Shareholding credit unions of the Financial Service Centers Co-Operative shared branch and payments network have approved a proposal to merge their network with CO-OP Financial Services.
This means that when the merger closes in 2012 there will be only one shared branch network serving credit unions across the U.S.
“We are very happy our shareholders so clearly see the benefits of combining with CO-OP Financial Services, which not only advances shareholder value but the vision of FSCC to have every branch of every credit union an outlet,” said Sarah Canepa Bang, president/CEO of FSCC in San Dimas, Calif.

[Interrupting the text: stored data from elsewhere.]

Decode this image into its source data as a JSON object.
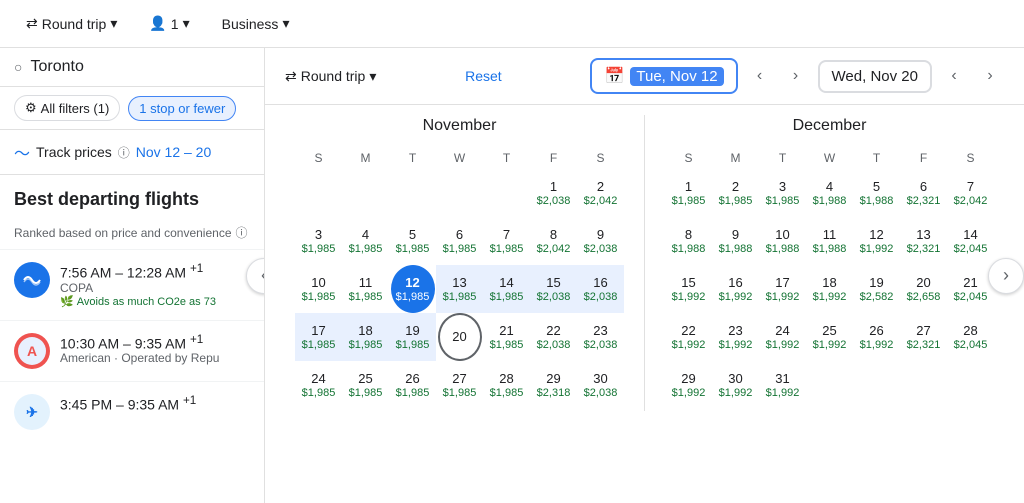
{
  "header": {
    "round_trip_label": "Round trip",
    "passengers_label": "1",
    "class_label": "Business"
  },
  "sidebar": {
    "search_placeholder": "Toronto",
    "filters": {
      "all_filters_label": "All filters (1)",
      "stop_filter_label": "1 stop or fewer"
    },
    "track_prices": {
      "label": "Track prices",
      "dates": "Nov 12 – 20"
    },
    "best_departing_label": "Best departing flights",
    "ranked_label": "Ranked based on price and convenience",
    "flights": [
      {
        "time": "7:56 AM – 12:28 AM",
        "offset": "+1",
        "airline": "COPA",
        "eco": "Avoids as much CO2e as 73"
      },
      {
        "time": "10:30 AM – 9:35 AM",
        "offset": "+1",
        "airline": "American · Operated by Repu"
      },
      {
        "time": "3:45 PM – 9:35 AM",
        "offset": "+1",
        "airline": ""
      }
    ]
  },
  "calendar_header": {
    "round_trip_label": "Round trip",
    "reset_label": "Reset",
    "depart_date": "Tue, Nov 12",
    "return_date": "Wed, Nov 20"
  },
  "november": {
    "title": "November",
    "headers": [
      "S",
      "M",
      "T",
      "W",
      "T",
      "F",
      "S"
    ],
    "weeks": [
      [
        null,
        null,
        null,
        null,
        null,
        {
          "num": "1",
          "price": "$2,038"
        },
        {
          "num": "2",
          "price": "$2,042"
        }
      ],
      [
        {
          "num": "3",
          "price": "$1,985"
        },
        {
          "num": "4",
          "price": "$1,985"
        },
        {
          "num": "5",
          "price": "$1,985"
        },
        {
          "num": "6",
          "price": "$1,985"
        },
        {
          "num": "7",
          "price": "$1,985"
        },
        {
          "num": "8",
          "price": "$2,042"
        },
        {
          "num": "9",
          "price": "$2,038"
        }
      ],
      [
        {
          "num": "10",
          "price": "$1,985"
        },
        {
          "num": "11",
          "price": "$1,985"
        },
        {
          "num": "12",
          "price": "$1,985",
          "selected": true
        },
        {
          "num": "13",
          "price": "$1,985",
          "inrange": true
        },
        {
          "num": "14",
          "price": "$1,985",
          "inrange": true
        },
        {
          "num": "15",
          "price": "$2,038",
          "inrange": true
        },
        {
          "num": "16",
          "price": "$2,038",
          "inrange": true
        }
      ],
      [
        {
          "num": "17",
          "price": "$1,985",
          "inrange": true
        },
        {
          "num": "18",
          "price": "$1,985",
          "inrange": true
        },
        {
          "num": "19",
          "price": "$1,985",
          "inrange": true
        },
        {
          "num": "20",
          "price": "",
          "endselected": true
        },
        {
          "num": "21",
          "price": "$1,985"
        },
        {
          "num": "22",
          "price": "$2,038"
        },
        {
          "num": "23",
          "price": "$2,038"
        }
      ],
      [
        {
          "num": "24",
          "price": "$1,985"
        },
        {
          "num": "25",
          "price": "$1,985"
        },
        {
          "num": "26",
          "price": "$1,985"
        },
        {
          "num": "27",
          "price": "$1,985"
        },
        {
          "num": "28",
          "price": "$1,985"
        },
        {
          "num": "29",
          "price": "$2,318"
        },
        {
          "num": "30",
          "price": "$2,038"
        }
      ]
    ]
  },
  "december": {
    "title": "December",
    "headers": [
      "S",
      "M",
      "T",
      "W",
      "T",
      "F",
      "S"
    ],
    "weeks": [
      [
        {
          "num": "1",
          "price": "$1,985"
        },
        {
          "num": "2",
          "price": "$1,985"
        },
        {
          "num": "3",
          "price": "$1,985"
        },
        {
          "num": "4",
          "price": "$1,988"
        },
        {
          "num": "5",
          "price": "$1,988"
        },
        {
          "num": "6",
          "price": "$2,321"
        },
        {
          "num": "7",
          "price": "$2,042"
        }
      ],
      [
        {
          "num": "8",
          "price": "$1,988"
        },
        {
          "num": "9",
          "price": "$1,988"
        },
        {
          "num": "10",
          "price": "$1,988"
        },
        {
          "num": "11",
          "price": "$1,988"
        },
        {
          "num": "12",
          "price": "$1,992"
        },
        {
          "num": "13",
          "price": "$2,321"
        },
        {
          "num": "14",
          "price": "$2,045"
        }
      ],
      [
        {
          "num": "15",
          "price": "$1,992"
        },
        {
          "num": "16",
          "price": "$1,992"
        },
        {
          "num": "17",
          "price": "$1,992"
        },
        {
          "num": "18",
          "price": "$1,992"
        },
        {
          "num": "19",
          "price": "$2,582"
        },
        {
          "num": "20",
          "price": "$2,658"
        },
        {
          "num": "21",
          "price": "$2,045"
        }
      ],
      [
        {
          "num": "22",
          "price": "$1,992"
        },
        {
          "num": "23",
          "price": "$1,992"
        },
        {
          "num": "24",
          "price": "$1,992"
        },
        {
          "num": "25",
          "price": "$1,992"
        },
        {
          "num": "26",
          "price": "$1,992"
        },
        {
          "num": "27",
          "price": "$2,321"
        },
        {
          "num": "28",
          "price": "$2,045"
        }
      ],
      [
        {
          "num": "29",
          "price": "$1,992"
        },
        {
          "num": "30",
          "price": "$1,992"
        },
        {
          "num": "31",
          "price": "$1,992"
        },
        null,
        null,
        null,
        null
      ]
    ]
  }
}
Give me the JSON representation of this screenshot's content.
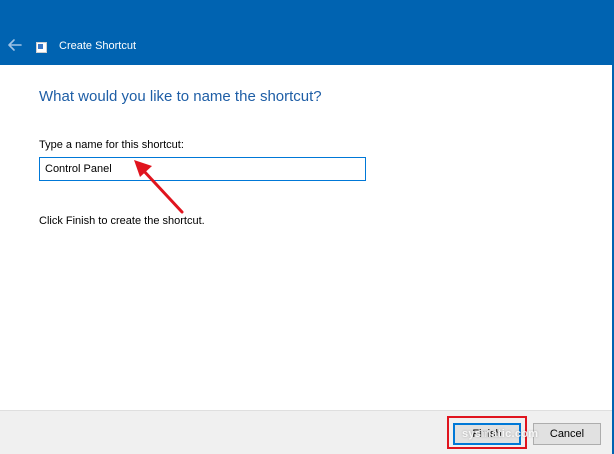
{
  "window": {
    "title": "Create Shortcut",
    "back_icon": "back-arrow-icon",
    "app_icon": "shortcut-icon"
  },
  "main": {
    "heading": "What would you like to name the shortcut?",
    "field_label": "Type a name for this shortcut:",
    "name_value": "Control Panel",
    "info_text": "Click Finish to create the shortcut."
  },
  "footer": {
    "finish_label": "Finish",
    "cancel_label": "Cancel",
    "watermark": "sysmatic.com"
  },
  "colors": {
    "accent": "#0063b1",
    "heading": "#1e5ea6",
    "annotation": "#e0141e"
  }
}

“This is a milestone day in our work to blend the strengths of both companies, creating a more tightly integrated shared branching network,” said Stan Hollen, president/CEO of CO-OP in Rancho Cucamonga, Calif.
“The combination of services will result in efficiencies and economy of scale in branding, technology and administrative costs that will benefit all shared branching participants,” Hollen said.
After the merger Bang will continue at CO-OP as chief operating officer and chief strategy officer, the two organizations have said previously.
Hollen and Canepa Bang have also said that for the foreseeable future credit unions in each network will continue to use the same shared branching platforms they do now. These are similar in many ways, but not the same and changing would generate unneeded expenses, they said.
The executives have also explained that the merger would allow the new organization to approach certain vendors, like FIS and 7-Eleven, which they already have in common with increased clout from greater volume.